So let’s go to the whiteboard a little bit. There’s a bunch of different ways to diagram what a site looks like. One common one at Google is to diagram a site like this. Because you’ve got your URL structure, and then you can have a subdirectory underneath that. And so you can have individual pages on the site, all that sort of thing. So let’s talk a little bit about 301 redirects. The most common case for a 301 redirect is you’re moving from one site to another site. And if you’re doing that, you can put 301 redirects to go to the root of the new domain. But that’s kind of a waste.
If somebody is looking for a very specific page, and they end up going to the root page of the new domain, that’s really not as useful. So what we recommend doing is doing a 301 redirect from the old page location to the new page location on the new site. And so the question is about whether there’s a limit to that. Can you do too many 301 redirects? What if I’ve got 100,000 pages on my site? Is there some cap that says I can’t do a 100,000 301 redirects? And the answer is no.
So that’s kind of helpful to know. We’ll look at as many pages as we’re willing to crawl on the old domain. And if we see a 301 redirect, then we’ll put that in the queue to crawl at the new location, and we’ll process that. Now just as a reminder, 301 redirects, or permanent redirects, should only be used when you’re truly migrating for all time in eternity. You’re not ever coming back. If it’s going to be temporary or you might undo it after a while, that’s a good opportunity to use a 302, or a temporary redirect.
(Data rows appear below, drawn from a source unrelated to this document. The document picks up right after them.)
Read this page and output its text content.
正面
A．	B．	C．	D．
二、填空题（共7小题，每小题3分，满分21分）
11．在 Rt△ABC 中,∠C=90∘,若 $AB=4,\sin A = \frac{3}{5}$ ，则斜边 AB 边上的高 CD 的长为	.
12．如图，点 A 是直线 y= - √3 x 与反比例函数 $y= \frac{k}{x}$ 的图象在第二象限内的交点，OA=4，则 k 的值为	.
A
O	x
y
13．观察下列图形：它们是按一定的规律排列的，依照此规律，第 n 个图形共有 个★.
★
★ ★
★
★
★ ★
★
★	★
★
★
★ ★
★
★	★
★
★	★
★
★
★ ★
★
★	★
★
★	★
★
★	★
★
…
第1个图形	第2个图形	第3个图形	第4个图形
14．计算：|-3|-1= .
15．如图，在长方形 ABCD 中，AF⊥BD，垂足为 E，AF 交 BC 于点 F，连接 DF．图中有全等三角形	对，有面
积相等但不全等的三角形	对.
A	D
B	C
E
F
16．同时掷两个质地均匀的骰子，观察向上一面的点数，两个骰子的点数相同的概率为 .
So you’ve got your 301 redirects. It’s totally fine to do it from every page. In fact, it’s better to do it from every page to the corresponding new page on the new site. There’s no limit on the number of 301 redirects that we’re willing to crawl within a site. But there is one limit that you should know about. Suppose you start on one page and you do a 301 redirect to another page, and then you do a 301 redirect to another page, and then, you can see what’s coming, you do a 301 redirect to another page and another page. At what point does Googlebot sort of stop and get busy and say, you know what? I’m done following redirects. If you can do it in one hop, that’s ideal. Right? Because then you don’t have to worry about people getting lost. The latency is much lower. All that sort of stuff.
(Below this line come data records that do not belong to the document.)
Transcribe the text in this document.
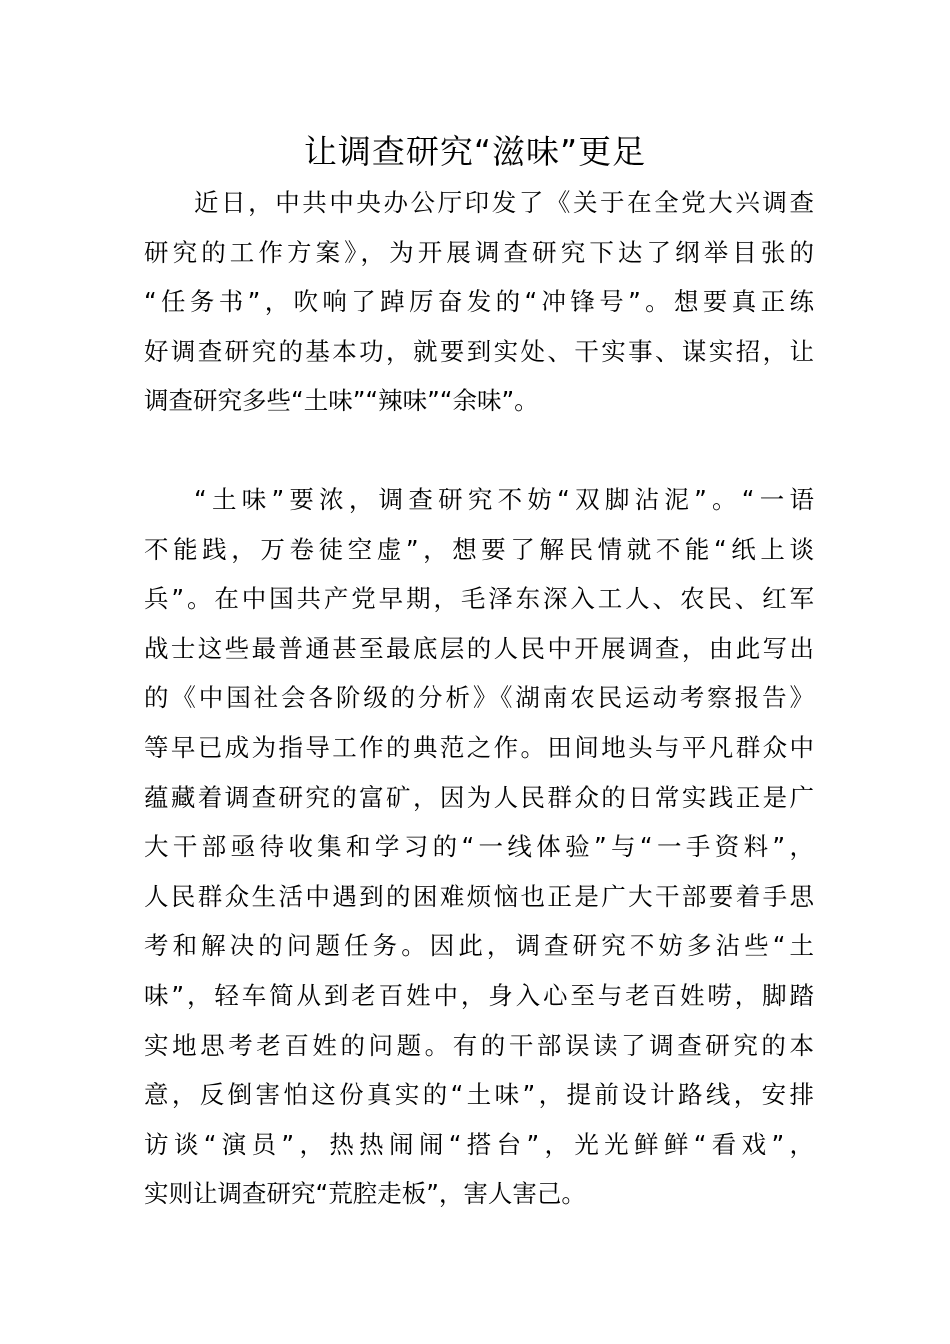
让调查研究“滋味”更足
近日，中共中央办公厅印发了《关于在全党大兴调查
研究的工作方案》，为开展调查研究下达了纲举目张的
“任务书”，吹响了踔厉奋发的“冲锋号”。想要真正练
好调查研究的基本功，就要到实处、干实事、谋实招，让
调查研究多些“土味”“辣味”“余味”。
“土味”要浓，调查研究不妨“双脚沾泥”。“一语
不能践，万卷徒空虚”，想要了解民情就不能“纸上谈
兵”。在中国共产党早期，毛泽东深入工人、农民、红军
战士这些最普通甚至最底层的人民中开展调查，由此写出
的《中国社会各阶级的分析》《湖南农民运动考察报告》
等早已成为指导工作的典范之作。田间地头与平凡群众中
蕴藏着调查研究的富矿，因为人民群众的日常实践正是广
大干部亟待收集和学习的“一线体验”与“一手资料”，
人民群众生活中遇到的困难烦恼也正是广大干部要着手思
考和解决的问题任务。因此，调查研究不妨多沾些“土
味”，轻车简从到老百姓中，身入心至与老百姓唠，脚踏
实地思考老百姓的问题。有的干部误读了调查研究的本
意，反倒害怕这份真实的“土味”，提前设计路线，安排
访谈“演员”，热热闹闹“搭台”，光光鲜鲜“看戏”，
实则让调查研究“荒腔走板”，害人害己。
But we are willing to follow multiple hops, multiple levels of redirects. At the same time, if you get too many, if you’re getting up to the four or five hops, then that’s starting to get a little bit dangerous, in the sense that Google might decide not to follow all of those redirects. So there’s no limit per page or per site. There’s no limit per site on the number of permanent 301 redirects that we’ll follow.
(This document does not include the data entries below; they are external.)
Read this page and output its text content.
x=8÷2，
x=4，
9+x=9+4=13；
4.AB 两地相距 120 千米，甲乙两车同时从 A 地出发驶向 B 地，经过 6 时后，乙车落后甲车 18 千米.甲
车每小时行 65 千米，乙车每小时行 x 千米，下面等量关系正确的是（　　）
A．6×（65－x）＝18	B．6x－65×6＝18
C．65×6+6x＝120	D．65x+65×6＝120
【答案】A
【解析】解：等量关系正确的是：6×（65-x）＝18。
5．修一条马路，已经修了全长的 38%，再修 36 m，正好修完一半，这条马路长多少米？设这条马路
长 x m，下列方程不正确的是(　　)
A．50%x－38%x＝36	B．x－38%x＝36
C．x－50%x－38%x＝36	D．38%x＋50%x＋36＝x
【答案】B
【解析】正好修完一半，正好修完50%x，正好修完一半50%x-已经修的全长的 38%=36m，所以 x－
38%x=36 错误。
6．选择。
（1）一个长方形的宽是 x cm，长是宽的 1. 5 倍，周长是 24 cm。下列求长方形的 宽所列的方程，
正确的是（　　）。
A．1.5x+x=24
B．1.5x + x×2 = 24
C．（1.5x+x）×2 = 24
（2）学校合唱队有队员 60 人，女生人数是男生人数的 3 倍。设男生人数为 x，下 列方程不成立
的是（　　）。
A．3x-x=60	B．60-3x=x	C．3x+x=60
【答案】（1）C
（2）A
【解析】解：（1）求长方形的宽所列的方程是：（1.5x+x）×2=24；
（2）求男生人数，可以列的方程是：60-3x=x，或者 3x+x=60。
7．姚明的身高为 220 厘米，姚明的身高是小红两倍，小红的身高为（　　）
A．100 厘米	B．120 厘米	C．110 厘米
So if you can keep that down to one or two, maybe three, that’s much better. Once you get five or six redirects in a row, in a chain, the odds are very, very low, close to zero, that Googlebot would actually follow all of those redirect hops to get to the new destination. So that’s just a very quick overview of how it works. I hope that explains things relatively well. And if can do those redirects to do the granularity of page level to page level, that’s a great user experience. And the page rank and those sorts of things should flow relatively well to the new site as well. And so everything should go pretty smoothly. Thanks very much.